Guide pratique du load balancing avec nginx
Beaucoup de développeurs n’utilisent nginx que comme proxy inverse + serveur de fichiers statiques, mais en réalité, nginx est un load balancer logiciel très puissant.
Si vous gérez vous-même les serveurs, maîtriser nginx peut considérablement améliorer la stabilité et les performances de votre service lorsqu’il subit un pic de trafic.
Dans cet article, destiné aux développeurs débutants à intermédiaires, nous aborderons :
- Le concept de load balancing
- La configuration de load balancing avec nginx
- Les algorithmes (round robin, least_conn, ip_hash, etc.)
- La vérification de l’état de santé (health check)
- Les options fréquemment utilisées
1. Qu’est‑ce que le load balancing ?
Load balancing consiste simplement à
« Distribuer les requêtes entre plusieurs serveurs afin d’éviter qu’un seul ne soit surchargé ».
Pourquoi est‑ce nécessaire ?
- Prévention des pics de trafic * Même si les requêtes s’accumulent à un moment donné, aucun serveur ne s’arrête.
- Scalabilité horizontale * Plutôt que d’augmenter la puissance d’un seul serveur, on ajoute plusieurs serveurs pour accroître la capacité.
- Haute disponibilité * Si un serveur tombe en panne, le trafic est redirigé vers les autres.
Où se situe nginx ?
La structure typique est la suivante :
Client → nginx (load balancer / proxy inverse) → plusieurs serveurs d’applications
nginx reçoit les requêtes et les transmet à l’un des serveurs d’applications.
2. Comprendre la structure de base du load balancing avec nginx
Dans la configuration nginx, le load balancing se compose de deux parties principales.
- Bloc upstream : * Définit le pool de serveurs back‑end.

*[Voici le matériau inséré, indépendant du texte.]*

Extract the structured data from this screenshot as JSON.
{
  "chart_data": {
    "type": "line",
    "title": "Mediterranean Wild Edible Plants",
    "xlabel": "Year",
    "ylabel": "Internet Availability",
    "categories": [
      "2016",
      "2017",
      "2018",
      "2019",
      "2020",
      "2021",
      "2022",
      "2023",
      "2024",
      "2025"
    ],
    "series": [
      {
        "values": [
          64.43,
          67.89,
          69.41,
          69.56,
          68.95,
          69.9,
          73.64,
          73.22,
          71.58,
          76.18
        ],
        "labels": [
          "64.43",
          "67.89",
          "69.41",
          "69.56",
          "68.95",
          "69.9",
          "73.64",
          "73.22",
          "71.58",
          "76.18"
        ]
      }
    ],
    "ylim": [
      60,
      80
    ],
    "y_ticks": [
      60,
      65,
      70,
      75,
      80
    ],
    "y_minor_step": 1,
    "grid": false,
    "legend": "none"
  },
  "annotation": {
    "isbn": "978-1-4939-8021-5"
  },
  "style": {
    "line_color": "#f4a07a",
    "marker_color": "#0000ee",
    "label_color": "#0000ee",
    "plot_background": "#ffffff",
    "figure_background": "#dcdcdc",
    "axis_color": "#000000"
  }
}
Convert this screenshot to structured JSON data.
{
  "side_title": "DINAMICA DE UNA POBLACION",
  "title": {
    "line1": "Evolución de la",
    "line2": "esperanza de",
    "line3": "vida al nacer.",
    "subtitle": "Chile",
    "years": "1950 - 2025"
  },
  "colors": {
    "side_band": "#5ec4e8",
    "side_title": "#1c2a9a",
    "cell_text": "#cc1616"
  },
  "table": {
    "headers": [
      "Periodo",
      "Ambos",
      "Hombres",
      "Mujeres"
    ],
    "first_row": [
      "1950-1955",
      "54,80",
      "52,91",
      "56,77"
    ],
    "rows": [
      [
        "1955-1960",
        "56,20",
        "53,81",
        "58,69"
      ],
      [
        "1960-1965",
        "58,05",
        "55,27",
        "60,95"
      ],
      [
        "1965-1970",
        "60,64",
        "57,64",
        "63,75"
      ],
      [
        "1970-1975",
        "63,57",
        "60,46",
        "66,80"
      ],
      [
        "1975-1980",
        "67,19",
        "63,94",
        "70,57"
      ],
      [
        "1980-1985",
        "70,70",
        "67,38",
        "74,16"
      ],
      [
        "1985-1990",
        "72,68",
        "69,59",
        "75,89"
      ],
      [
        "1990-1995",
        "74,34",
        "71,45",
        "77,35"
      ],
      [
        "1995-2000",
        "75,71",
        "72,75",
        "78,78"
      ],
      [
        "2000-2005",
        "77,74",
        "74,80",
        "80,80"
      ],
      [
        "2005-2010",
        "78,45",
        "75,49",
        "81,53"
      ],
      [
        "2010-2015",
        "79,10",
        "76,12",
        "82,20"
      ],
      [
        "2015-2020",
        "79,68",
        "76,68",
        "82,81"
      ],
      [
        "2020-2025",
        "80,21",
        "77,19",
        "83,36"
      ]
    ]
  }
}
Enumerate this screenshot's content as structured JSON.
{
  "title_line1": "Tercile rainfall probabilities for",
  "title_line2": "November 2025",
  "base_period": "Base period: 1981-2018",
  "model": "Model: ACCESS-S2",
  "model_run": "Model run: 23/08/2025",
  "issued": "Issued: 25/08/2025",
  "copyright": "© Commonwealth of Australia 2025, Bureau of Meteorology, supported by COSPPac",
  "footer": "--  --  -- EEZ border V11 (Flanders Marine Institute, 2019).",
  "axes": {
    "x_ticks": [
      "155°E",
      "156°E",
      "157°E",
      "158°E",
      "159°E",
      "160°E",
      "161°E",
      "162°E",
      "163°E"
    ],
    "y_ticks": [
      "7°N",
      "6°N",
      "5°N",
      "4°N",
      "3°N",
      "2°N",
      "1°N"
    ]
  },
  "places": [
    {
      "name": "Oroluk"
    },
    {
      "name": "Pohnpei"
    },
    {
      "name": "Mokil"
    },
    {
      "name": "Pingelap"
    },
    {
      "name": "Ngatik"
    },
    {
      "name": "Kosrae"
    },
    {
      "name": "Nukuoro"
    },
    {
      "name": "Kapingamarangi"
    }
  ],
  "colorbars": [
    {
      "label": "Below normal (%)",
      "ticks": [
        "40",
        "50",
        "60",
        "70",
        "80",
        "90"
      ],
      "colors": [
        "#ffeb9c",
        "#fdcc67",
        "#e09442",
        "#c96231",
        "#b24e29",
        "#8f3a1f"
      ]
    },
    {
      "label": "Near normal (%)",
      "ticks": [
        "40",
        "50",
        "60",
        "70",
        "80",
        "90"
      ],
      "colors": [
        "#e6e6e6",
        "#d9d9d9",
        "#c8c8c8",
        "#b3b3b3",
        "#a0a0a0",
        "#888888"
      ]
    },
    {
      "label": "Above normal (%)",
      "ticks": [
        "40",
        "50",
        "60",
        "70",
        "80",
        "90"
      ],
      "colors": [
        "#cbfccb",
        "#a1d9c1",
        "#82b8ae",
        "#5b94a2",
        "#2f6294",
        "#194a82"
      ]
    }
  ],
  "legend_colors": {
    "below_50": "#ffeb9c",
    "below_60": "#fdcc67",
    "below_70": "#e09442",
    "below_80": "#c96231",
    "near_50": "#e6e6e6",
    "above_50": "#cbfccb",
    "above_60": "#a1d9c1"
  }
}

- Bloc server / location : * Indique vers quel upstream envoyer les requêtes entrantes.
Voici un exemple très simple.
http {
upstream app_backend {
server 10.0.0.101:3000;
server 10.0.0.102:3000;
}
server {
listen 80;
server_name example.com;
location / {
proxy_pass http://app_backend;
# En-têtes de proxy par défaut
proxy_set_header Host $host;
proxy_set_header X-Real-IP $remote_addr;
proxy_set_header X-Forwarded-For $proxy_add_x_forwarded_for;
proxy_set_header X-Forwarded-Proto $scheme;
}
}
}
Ce que signifie cette configuration
upstream app_backend- Regroupe les deux serveurs d’applications
10.0.0.101:3000et10.0.0.102:3000en un seul pool. proxy_pass http://app_backend;- Transmet la requête du client vers l’un des serveurs du pool.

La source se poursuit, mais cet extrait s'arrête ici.